The river
June 25th 2007: It seemed like the rain would never stop falling on Sheffield.
The River Sheaf broke its banks and claimed the life of a boy in a flooded park. This usually small, usually distant feeling river suddenly became a deadly presence in the city.
Sheffielders are fond of pointing out that their home town is built on seven hills, “like Rome”. With these hills come the streams that provided the power for the metalworking industry, which turned a small medieval town into one of Britain’s major industrial cities.
This kind of background historical knowledge is useful, but on its own it can be misleading, deceiving us that the past is a straightforward affair with a neat and predictable arrangement of causes and effects.
That night, when the rain finally subsided I walked along a part of the Sheaf that lies deep in a concrete and stone channel. As I looked at the water I noticed a new metal plaque. It explained how the river had once meandered across the valley floor here, until being channelised with the building of the Midland Railway into Sheffield city centre.
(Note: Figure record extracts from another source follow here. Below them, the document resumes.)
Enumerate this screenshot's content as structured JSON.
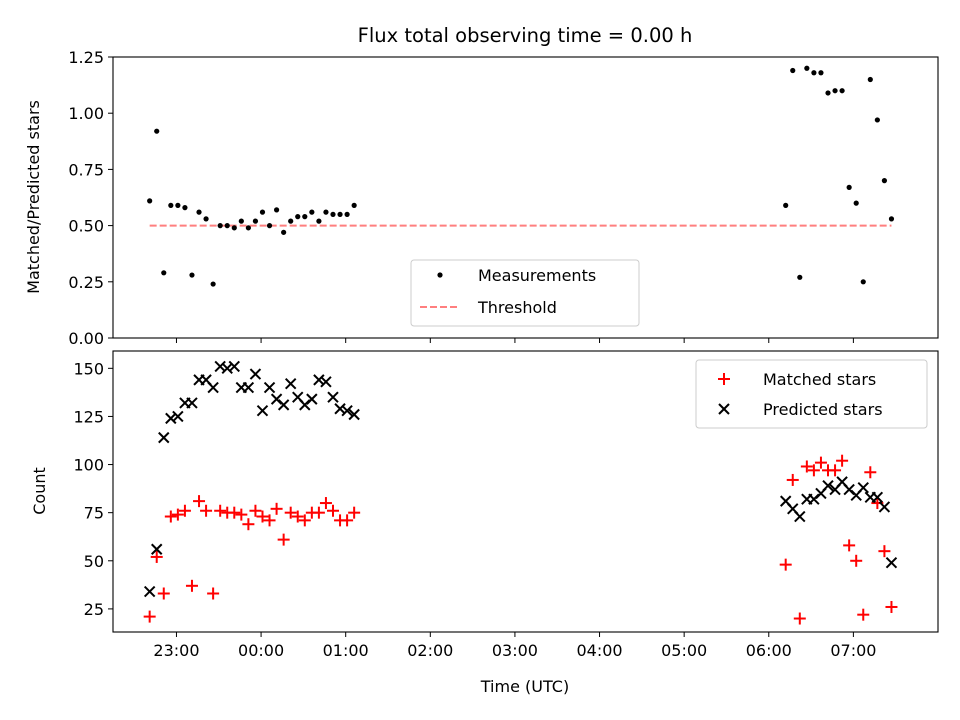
{
  "title": "Flux total observing time = 0.00 h",
  "colors": {
    "measurements": "#000000",
    "threshold": "#ff7f7f",
    "matched": "#ff0000",
    "predicted": "#000000"
  },
  "chart_data": [
    {
      "type": "scatter",
      "ylabel": "Matched/Predicted stars",
      "ylim": [
        0,
        1.25
      ],
      "yticks": [
        "0.00",
        "0.25",
        "0.50",
        "0.75",
        "1.00",
        "1.25"
      ],
      "xlim": [
        "22:15",
        "08:00"
      ],
      "grid": false,
      "legend": "bottom-center",
      "series": [
        {
          "name": "Measurements",
          "marker": "dot",
          "points": [
            [
              "22:41",
              0.61
            ],
            [
              "22:46",
              0.92
            ],
            [
              "22:51",
              0.29
            ],
            [
              "22:56",
              0.59
            ],
            [
              "23:01",
              0.59
            ],
            [
              "23:06",
              0.58
            ],
            [
              "23:11",
              0.28
            ],
            [
              "23:16",
              0.56
            ],
            [
              "23:21",
              0.53
            ],
            [
              "23:26",
              0.24
            ],
            [
              "23:31",
              0.5
            ],
            [
              "23:36",
              0.5
            ],
            [
              "23:41",
              0.49
            ],
            [
              "23:46",
              0.52
            ],
            [
              "23:51",
              0.49
            ],
            [
              "23:56",
              0.52
            ],
            [
              "00:01",
              0.56
            ],
            [
              "00:06",
              0.5
            ],
            [
              "00:11",
              0.57
            ],
            [
              "00:16",
              0.47
            ],
            [
              "00:21",
              0.52
            ],
            [
              "00:26",
              0.54
            ],
            [
              "00:31",
              0.54
            ],
            [
              "00:36",
              0.56
            ],
            [
              "00:41",
              0.52
            ],
            [
              "00:46",
              0.56
            ],
            [
              "00:51",
              0.55
            ],
            [
              "00:56",
              0.55
            ],
            [
              "01:01",
              0.55
            ],
            [
              "01:06",
              0.59
            ],
            [
              "06:12",
              0.59
            ],
            [
              "06:17",
              1.19
            ],
            [
              "06:22",
              0.27
            ],
            [
              "06:27",
              1.2
            ],
            [
              "06:32",
              1.18
            ],
            [
              "06:37",
              1.18
            ],
            [
              "06:42",
              1.09
            ],
            [
              "06:47",
              1.1
            ],
            [
              "06:52",
              1.1
            ],
            [
              "06:57",
              0.67
            ],
            [
              "07:02",
              0.6
            ],
            [
              "07:07",
              0.25
            ],
            [
              "07:12",
              1.15
            ],
            [
              "07:17",
              0.97
            ],
            [
              "07:22",
              0.7
            ],
            [
              "07:27",
              0.53
            ]
          ]
        },
        {
          "name": "Threshold",
          "style": "dashed",
          "points": [
            [
              "22:41",
              0.5
            ],
            [
              "07:27",
              0.5
            ]
          ]
        }
      ]
    },
    {
      "type": "scatter",
      "xlabel": "Time (UTC)",
      "ylabel": "Count",
      "ylim": [
        13,
        159
      ],
      "yticks": [
        "25",
        "50",
        "75",
        "100",
        "125",
        "150"
      ],
      "xlim": [
        "22:15",
        "08:00"
      ],
      "xticks": [
        "23:00",
        "00:00",
        "01:00",
        "02:00",
        "03:00",
        "04:00",
        "05:00",
        "06:00",
        "07:00"
      ],
      "grid": false,
      "legend": "top-right",
      "series": [
        {
          "name": "Matched stars",
          "marker": "plus",
          "points": [
            [
              "22:41",
              21
            ],
            [
              "22:46",
              52
            ],
            [
              "22:51",
              33
            ],
            [
              "22:56",
              73
            ],
            [
              "23:01",
              74
            ],
            [
              "23:06",
              76
            ],
            [
              "23:11",
              37
            ],
            [
              "23:16",
              81
            ],
            [
              "23:21",
              76
            ],
            [
              "23:26",
              33
            ],
            [
              "23:31",
              76
            ],
            [
              "23:36",
              75
            ],
            [
              "23:41",
              75
            ],
            [
              "23:46",
              74
            ],
            [
              "23:51",
              69
            ],
            [
              "23:56",
              76
            ],
            [
              "00:01",
              73
            ],
            [
              "00:06",
              71
            ],
            [
              "00:11",
              77
            ],
            [
              "00:16",
              61
            ],
            [
              "00:21",
              75
            ],
            [
              "00:26",
              73
            ],
            [
              "00:31",
              71
            ],
            [
              "00:36",
              75
            ],
            [
              "00:41",
              75
            ],
            [
              "00:46",
              80
            ],
            [
              "00:51",
              76
            ],
            [
              "00:56",
              71
            ],
            [
              "01:01",
              71
            ],
            [
              "01:06",
              75
            ],
            [
              "06:12",
              48
            ],
            [
              "06:17",
              92
            ],
            [
              "06:22",
              20
            ],
            [
              "06:27",
              99
            ],
            [
              "06:32",
              97
            ],
            [
              "06:37",
              101
            ],
            [
              "06:42",
              97
            ],
            [
              "06:47",
              97
            ],
            [
              "06:52",
              102
            ],
            [
              "06:57",
              58
            ],
            [
              "07:02",
              50
            ],
            [
              "07:07",
              22
            ],
            [
              "07:12",
              96
            ],
            [
              "07:17",
              80
            ],
            [
              "07:22",
              55
            ],
            [
              "07:27",
              26
            ]
          ]
        },
        {
          "name": "Predicted stars",
          "marker": "x",
          "points": [
            [
              "22:41",
              34
            ],
            [
              "22:46",
              56
            ],
            [
              "22:51",
              114
            ],
            [
              "22:56",
              124
            ],
            [
              "23:01",
              125
            ],
            [
              "23:06",
              132
            ],
            [
              "23:11",
              132
            ],
            [
              "23:16",
              144
            ],
            [
              "23:21",
              144
            ],
            [
              "23:26",
              140
            ],
            [
              "23:31",
              151
            ],
            [
              "23:36",
              150
            ],
            [
              "23:41",
              151
            ],
            [
              "23:46",
              140
            ],
            [
              "23:51",
              140
            ],
            [
              "23:56",
              147
            ],
            [
              "00:01",
              128
            ],
            [
              "00:06",
              140
            ],
            [
              "00:11",
              134
            ],
            [
              "00:16",
              131
            ],
            [
              "00:21",
              142
            ],
            [
              "00:26",
              135
            ],
            [
              "00:31",
              131
            ],
            [
              "00:36",
              134
            ],
            [
              "00:41",
              144
            ],
            [
              "00:46",
              143
            ],
            [
              "00:51",
              135
            ],
            [
              "00:56",
              129
            ],
            [
              "01:01",
              128
            ],
            [
              "01:06",
              126
            ],
            [
              "06:12",
              81
            ],
            [
              "06:17",
              77
            ],
            [
              "06:22",
              73
            ],
            [
              "06:27",
              82
            ],
            [
              "06:32",
              82
            ],
            [
              "06:37",
              85
            ],
            [
              "06:42",
              89
            ],
            [
              "06:47",
              87
            ],
            [
              "06:52",
              91
            ],
            [
              "06:57",
              87
            ],
            [
              "07:02",
              84
            ],
            [
              "07:07",
              88
            ],
            [
              "07:12",
              83
            ],
            [
              "07:17",
              83
            ],
            [
              "07:22",
              78
            ],
            [
              "07:27",
              49
            ]
          ]
        }
      ]
    }
  ]
}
If I had seen this sign before the floods I would have nodded and filed that piece of information in the back of my mind as another interesting fact. But with that day’s tragic events I came to understand some of the consequences of this fact. In the 19th century a choice had been made, by those with the money and power to do so, to impose a sort of order on the river. While this order held it had lulled those of us living near the Sheaf into ignoring it, but now extreme weather had shattered this complacency.
Like a river, history sometimes bursts the banks erected around it, catching us by surprise as the actions of the past unleash consequences in the present. We can shore up weaknesses where we find them, but these fixes will be made obsolete as the climate changes.
We have to learn to live with the water, to make time to imagine how it could change and be ready to change with it. History is similar, we have to be ready to rethink and adapt as it affects the present in ways that weren’t foreseen, or which were deliberately ignored. Attempts to treat it as settled and safe will always come undone.

Background note: This piece was originally written for a history writing competition, as far as I know it was never published. This is an updated version.